Do you understand the point that the result of rent control is less rental units for renters, higher prices for renters, and less profit for landlords? How is that not dragging down what would otherwise be a sphere of creativity of landlords going out of their way to provide greater value to renters (to increase their profits) if the regulations were removed?

Also, how does the fact that the US economy does well in comparison to other more socialist countries in any way show that removing the socialist controls we have now would not improve our economy even more?


Yes, I understand that.

I maintain that it doesn't support your argument that our economy is being dragged down. You may argue that it's not growing at the rate you think it would, and I can respond by arguing that the resulting society isn't one I'd want to live in -- that's a different discussion. But the general trend of growth year over in real GDP (http://www.ers.usda.gov/Data/Macroeconomics/Data/HistoricalR...) is not evidence of being "dragged down." The trend is broadly up.

Regarding your second point, this is a canard. The fact that the 10 largest, most successful economies in the world (in fact, most if not all of the top 20) incorporate elements of socialism (most to a much greater degree than the US) demonstrates that mixed economies can, and do, succeed. Your initial argument at least implies that a mixed economy is not a successful one. If I read that incorrectly, please tell me, because by most metrics, mixed economies are not only surviving, but prospering.

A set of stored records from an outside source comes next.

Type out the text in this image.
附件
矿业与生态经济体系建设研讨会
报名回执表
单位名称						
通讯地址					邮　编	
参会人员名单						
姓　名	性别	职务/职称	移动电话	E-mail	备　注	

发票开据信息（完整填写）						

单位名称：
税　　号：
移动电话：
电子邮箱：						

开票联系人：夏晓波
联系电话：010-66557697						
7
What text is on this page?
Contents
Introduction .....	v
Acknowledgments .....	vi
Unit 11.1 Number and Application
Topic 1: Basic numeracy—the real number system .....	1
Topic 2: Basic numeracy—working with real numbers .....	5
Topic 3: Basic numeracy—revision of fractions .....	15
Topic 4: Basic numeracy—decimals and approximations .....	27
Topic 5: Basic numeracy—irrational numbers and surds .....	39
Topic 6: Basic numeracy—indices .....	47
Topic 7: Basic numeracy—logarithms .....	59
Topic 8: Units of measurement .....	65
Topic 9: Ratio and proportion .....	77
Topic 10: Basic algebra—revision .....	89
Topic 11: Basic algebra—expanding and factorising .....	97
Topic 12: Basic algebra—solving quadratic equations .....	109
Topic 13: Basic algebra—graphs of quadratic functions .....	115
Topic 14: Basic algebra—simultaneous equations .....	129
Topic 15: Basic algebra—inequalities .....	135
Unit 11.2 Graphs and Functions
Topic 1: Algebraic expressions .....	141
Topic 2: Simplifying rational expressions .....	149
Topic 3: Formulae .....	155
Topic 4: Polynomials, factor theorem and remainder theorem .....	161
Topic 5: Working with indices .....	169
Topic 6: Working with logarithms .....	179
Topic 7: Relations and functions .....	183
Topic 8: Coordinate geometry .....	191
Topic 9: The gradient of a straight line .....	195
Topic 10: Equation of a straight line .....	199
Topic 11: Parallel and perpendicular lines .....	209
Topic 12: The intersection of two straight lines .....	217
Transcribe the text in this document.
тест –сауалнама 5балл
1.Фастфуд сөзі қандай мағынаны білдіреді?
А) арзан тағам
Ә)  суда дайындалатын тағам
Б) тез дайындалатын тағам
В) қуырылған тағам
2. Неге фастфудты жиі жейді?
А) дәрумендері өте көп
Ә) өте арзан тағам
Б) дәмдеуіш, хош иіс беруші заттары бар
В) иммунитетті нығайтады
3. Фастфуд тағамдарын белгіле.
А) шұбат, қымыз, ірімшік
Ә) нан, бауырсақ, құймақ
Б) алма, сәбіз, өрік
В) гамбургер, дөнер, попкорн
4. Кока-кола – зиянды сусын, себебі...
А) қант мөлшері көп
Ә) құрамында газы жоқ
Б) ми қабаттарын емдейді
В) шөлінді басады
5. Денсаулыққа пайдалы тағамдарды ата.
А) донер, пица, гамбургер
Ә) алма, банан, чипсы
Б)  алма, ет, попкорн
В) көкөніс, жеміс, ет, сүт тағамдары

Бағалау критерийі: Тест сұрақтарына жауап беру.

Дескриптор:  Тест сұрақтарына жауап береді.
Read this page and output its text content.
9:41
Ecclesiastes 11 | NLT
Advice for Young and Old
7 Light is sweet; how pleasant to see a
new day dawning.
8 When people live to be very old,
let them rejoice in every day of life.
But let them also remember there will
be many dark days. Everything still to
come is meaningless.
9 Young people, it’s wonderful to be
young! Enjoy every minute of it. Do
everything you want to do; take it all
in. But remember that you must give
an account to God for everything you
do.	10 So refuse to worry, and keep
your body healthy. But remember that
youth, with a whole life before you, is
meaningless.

but it is a well established fact that the standard of living in norway, denmark, finland, germany... well exceeds that of america.do tou really think that any of these countries are more capitalistic than america?


I'd be interested to see some evidence for this well established fact.


http://hdr.undp.org/en/statistics/

the next one has you as number 3 in nort america: http://www.innovations-report.com/html/reports/social_scienc...

this one puts the happiness in relation to environmental impact: http://www.happyplanetindex.org/map.htm


Happiness research is nonsense when used in this way. People from different cultures often have different conceptions of happiness.

There are also calibration effects: show person X someone else better off than him, and tell him that guy reported 8/10 (happiness units). Then he will never report higher than 7/10. This isn't jealosy, it's just not knowing what the units mean.

Another reason to see why there is something off: compare Bhutan on your first link (#133) and on your second (#8, higher than Canada).